The experience and knowledge gained with WikiD led to new insights and new thinking about registry and Web services design that has influenced the design of production systems, namely the WorldCat Registry, and has now coalesced into a formal design approach we call the Registry Framework Architecture (RFA).

Briefly, RFA is built on the premise of reusable application components that can be created based on generic conceptual models and minimal assumptions. Its implementation philosophy calls for:

  • using and remixing existing standards such as OpenURL (request model), SRU (search) to deliver standards-based services like OAI-PMH (harvest), and RSS (syndication);

  • simplifying development and maintenance by using common models (e.g., the OpenURL model) and an enterprise-wide, common identifier syntax; and

  • implementing services and systems using open standards and open-source technologies whenever possible.

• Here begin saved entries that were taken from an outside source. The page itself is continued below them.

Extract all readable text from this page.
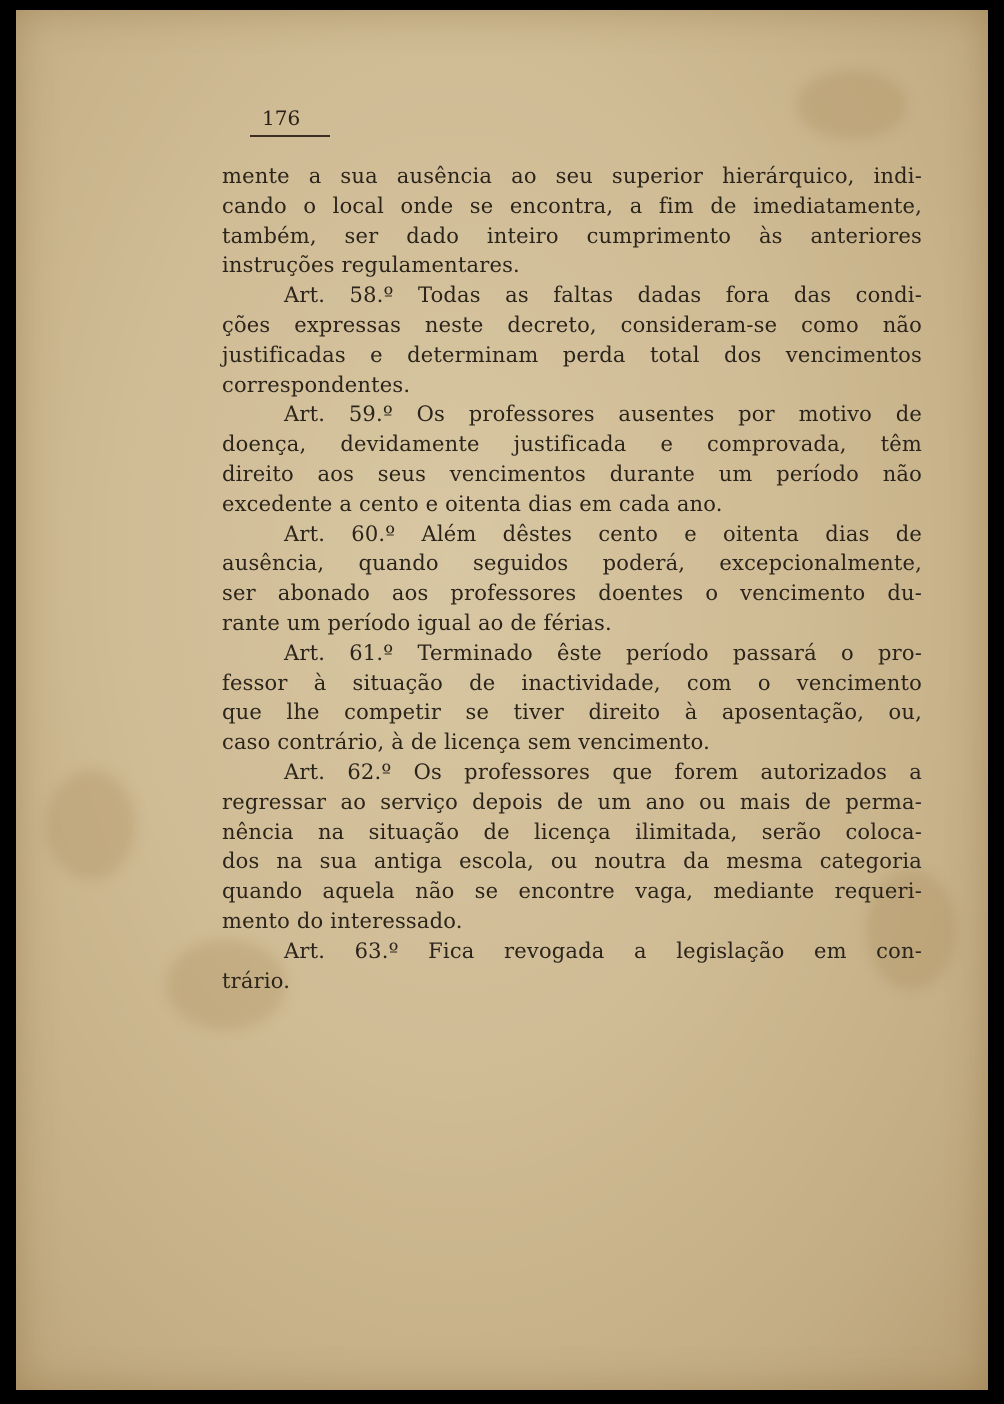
176
mente a sua ausência ao seu superior hierárquico, indi-
cando o local onde se encontra, a fim de imediatamente,
também, ser dado inteiro cumprimento às anteriores
instruções regulamentares.
Art. 58.º Todas as faltas dadas fora das condi-
ções expressas neste decreto, consideram-se como não
justificadas e determinam perda total dos vencimentos
correspondentes.
Art. 59.º Os professores ausentes por motivo de
doença, devidamente justificada e comprovada, têm
direito aos seus vencimentos durante um período não
excedente a cento e oitenta dias em cada ano.
Art. 60.º Além dêstes cento e oitenta dias de
ausência, quando seguidos poderá, excepcionalmente,
ser abonado aos professores doentes o vencimento du-
rante um período igual ao de férias.
Art. 61.º Terminado êste período passará o pro-
fessor à situação de inactividade, com o vencimento
que lhe competir se tiver direito à aposentação, ou,
caso contrário, à de licença sem vencimento.
Art. 62.º Os professores que forem autorizados a
regressar ao serviço depois de um ano ou mais de perma-
nência na situação de licença ilimitada, serão coloca-
dos na sua antiga escola, ou noutra da mesma categoria
quando aquela não se encontre vaga, mediante requeri-
mento do interessado.
Art. 63.º Fica revogada a legislação em con-
trário.
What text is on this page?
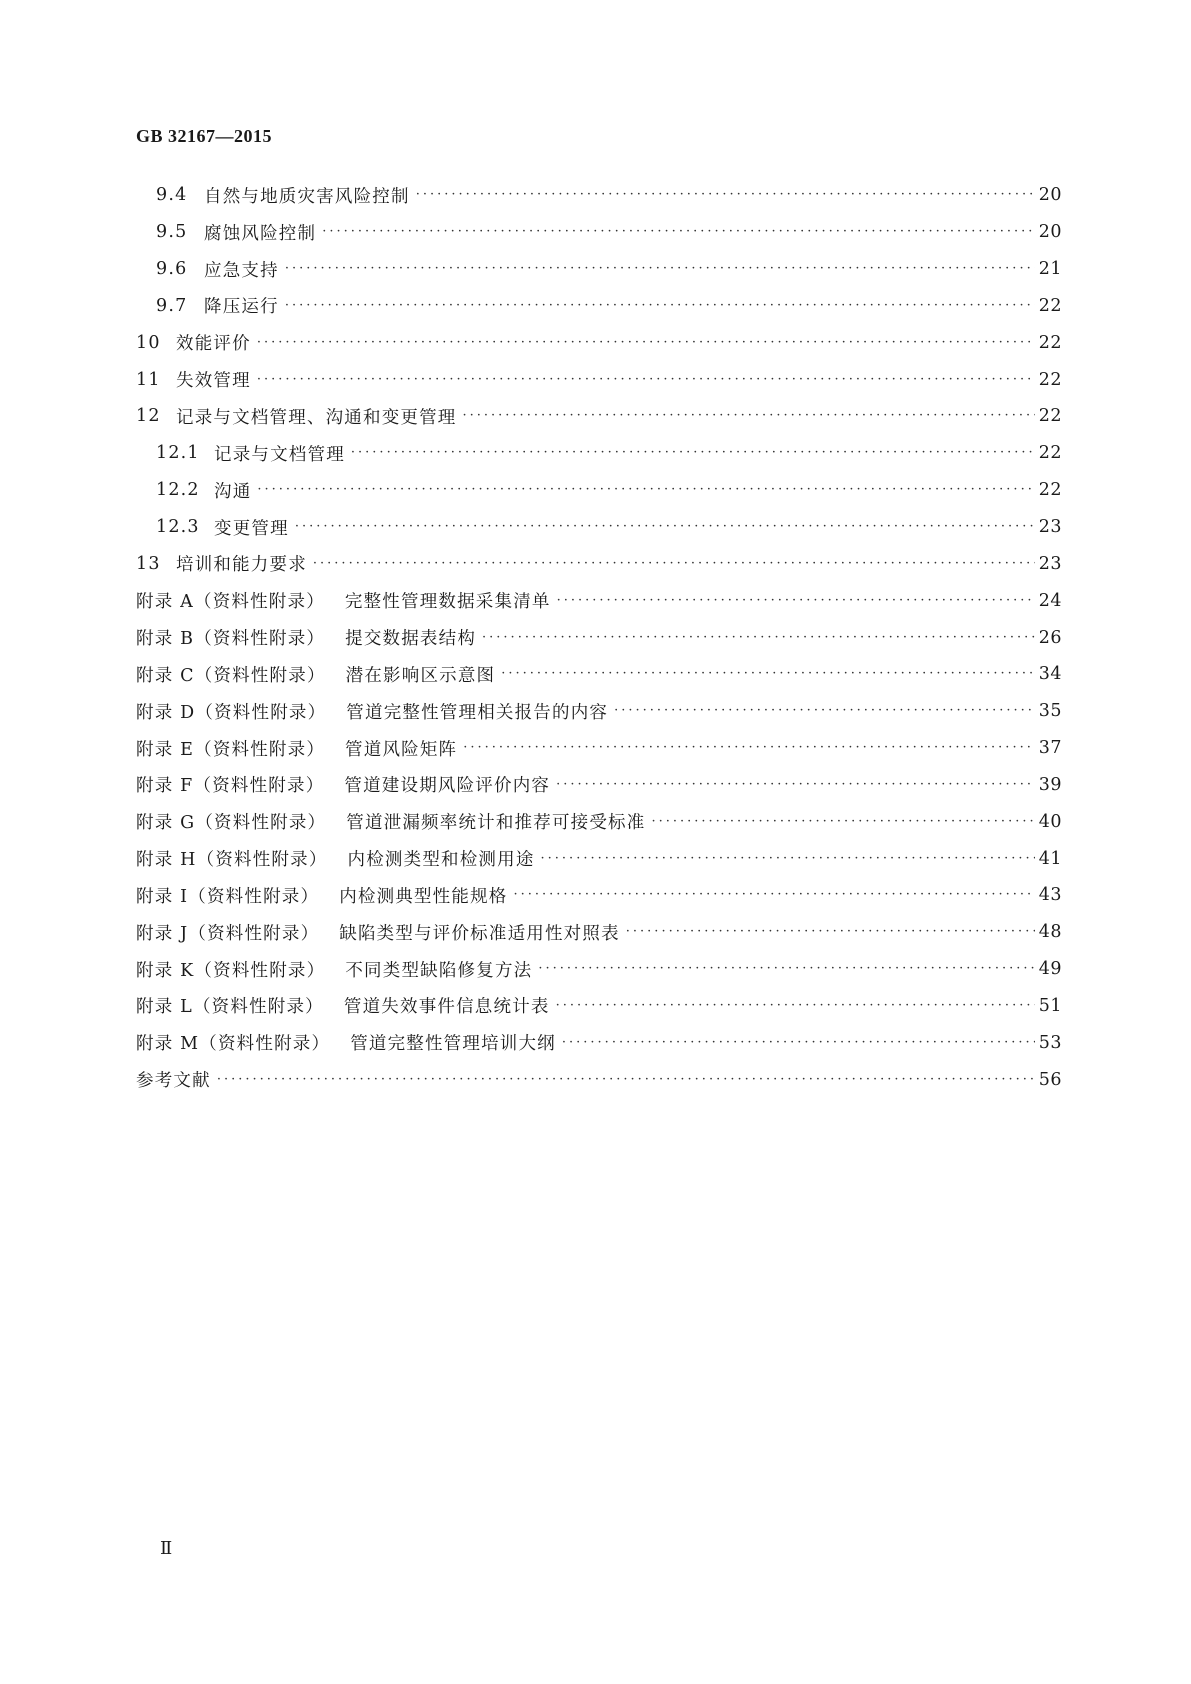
GB 32167—2015
9.4 自然与地质灾害风险控制 ·····	20
9.5 腐蚀风险控制 ·····	20
9.6 应急支持 ·····	21
9.7 降压运行 ·····	22
10 效能评价 ·····	22
11 失效管理 ·····	22
12 记录与文档管理、沟通和变更管理 ·····	22
12.1 记录与文档管理 ·····	22
12.2 沟通 ·····	22
12.3 变更管理 ·····	23
13 培训和能力要求 ·····	23
附录 A（资料性附录） 完整性管理数据采集清单 ·····	24
附录 B（资料性附录） 提交数据表结构 ·····	26
附录 C（资料性附录） 潜在影响区示意图 ·····	34
附录 D（资料性附录） 管道完整性管理相关报告的内容 ·····	35
附录 E（资料性附录） 管道风险矩阵 ·····	37
附录 F（资料性附录） 管道建设期风险评价内容 ·····	39
附录 G（资料性附录） 管道泄漏频率统计和推荐可接受标准 ·····	40
附录 H（资料性附录） 内检测类型和检测用途 ·····	41
附录 I（资料性附录） 内检测典型性能规格 ·····	43
附录 J（资料性附录） 缺陷类型与评价标准适用性对照表 ·····	48
附录 K（资料性附录） 不同类型缺陷修复方法 ·····	49
附录 L（资料性附录） 管道失效事件信息统计表 ·····	51
附录 M（资料性附录） 管道完整性管理培训大纲 ·····	53
参考文献 ·····	56
Ⅱ
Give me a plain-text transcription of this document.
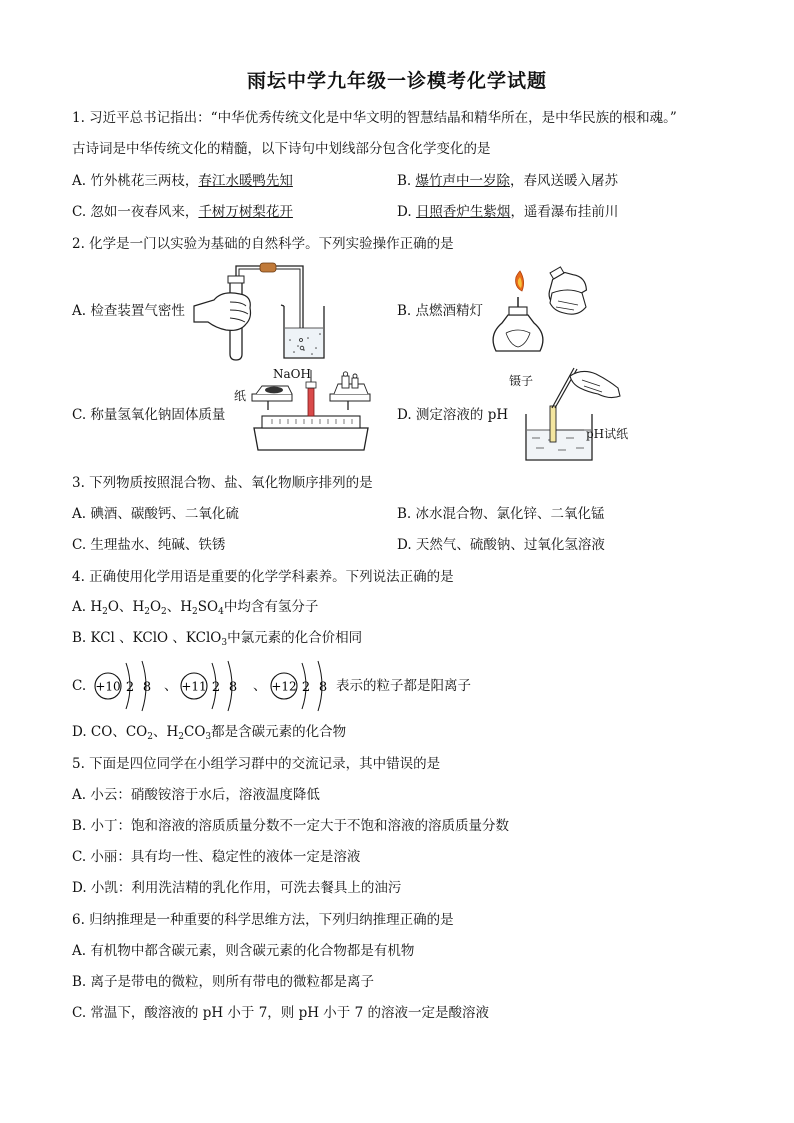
雨坛中学九年级一诊模考化学试题
1. 习近平总书记指出：“中华优秀传统文化是中华文明的智慧结晶和精华所在，是中华民族的根和魂。”
古诗词是中华传统文化的精髓，以下诗句中划线部分包含化学变化的是
A. 竹外桃花三两枝，春江水暖鸭先知	B. 爆竹声中一岁除，春风送暖入屠苏
C. 忽如一夜春风来，千树万树梨花开	D. 日照香炉生紫烟，遥看瀑布挂前川
2. 化学是一门以实验为基础的自然科学。下列实验操作正确的是
A. 检查装置气密性	B. 点燃酒精灯
C. 称量氢氧化钠固体质量	D. 测定溶液的 pH
NaOH
纸
镊子
pH试纸
3. 下列物质按照混合物、盐、氧化物顺序排列的是
A. 碘酒、碳酸钙、二氧化硫	B. 冰水混合物、氯化锌、二氧化锰
C. 生理盐水、纯碱、铁锈	D. 天然气、硫酸钠、过氧化氢溶液
4. 正确使用化学用语是重要的化学学科素养。下列说法正确的是
A. $H_2O$、$H_2O_2$、$H_2SO_4$中均含有氢分子
B. KCl 、KClO 、KClO$_3$中氯元素的化合价相同
C. +10 2 8 、 +11 2 8 、 +12 2 8 表示的粒子都是阳离子
D. CO、$CO_2$、$H_2CO_3$都是含碳元素的化合物
5. 下面是四位同学在小组学习群中的交流记录，其中错误的是
A. 小云：硝酸铵溶于水后，溶液温度降低
B. 小丁：饱和溶液的溶质质量分数不一定大于不饱和溶液的溶质质量分数
C. 小丽：具有均一性、稳定性的液体一定是溶液
D. 小凯：利用洗洁精的乳化作用，可洗去餐具上的油污
6. 归纳推理是一种重要的科学思维方法，下列归纳推理正确的是
A. 有机物中都含碳元素，则含碳元素的化合物都是有机物
B. 离子是带电的微粒，则所有带电的微粒都是离子
C. 常温下，酸溶液的 pH 小于 7，则 pH 小于 7 的溶液一定是酸溶液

What results is a very efficient and flexible software development environment that allows OCLC to better leverage its own software and services, and more efficiently and swiftly share and update registry information within OCLC and with third parties. RFA enables us to more easily build new services and add features to existing services by building upon existing application components.

The initial implementation of this approach has been the WorldCat Registry, and we have plans to reimplement several existing services to comply with RFA. Going forward, new services will also begin adopting this approach.

OCLC registries now available or in development:

  • DLF/OCLC Registry of Digital Masters: a joint effort of the Digital Library Federation and OCLC, it is a shared, central registry of digitized and to-be-digitized materials, designed to support preservation and mass digitization planning.

  • OCLC OpenURL Resolver Registry: a service for individuals and information partners to maintain OpenURL resolver information in a single location and use this information across services in the information industry.

  • Registry of Copyright Evidence: a work in progress, this registry will use data mined from WorldCat and received from other sources to provide a tool to assist libraries and other agencies in determining a work’s copyright status.

  • WorldCat Registry: a Web-based directory of libraries, archives and museums that contains details about the physical and electronic location of institutions, the relationships between them and the services they provide.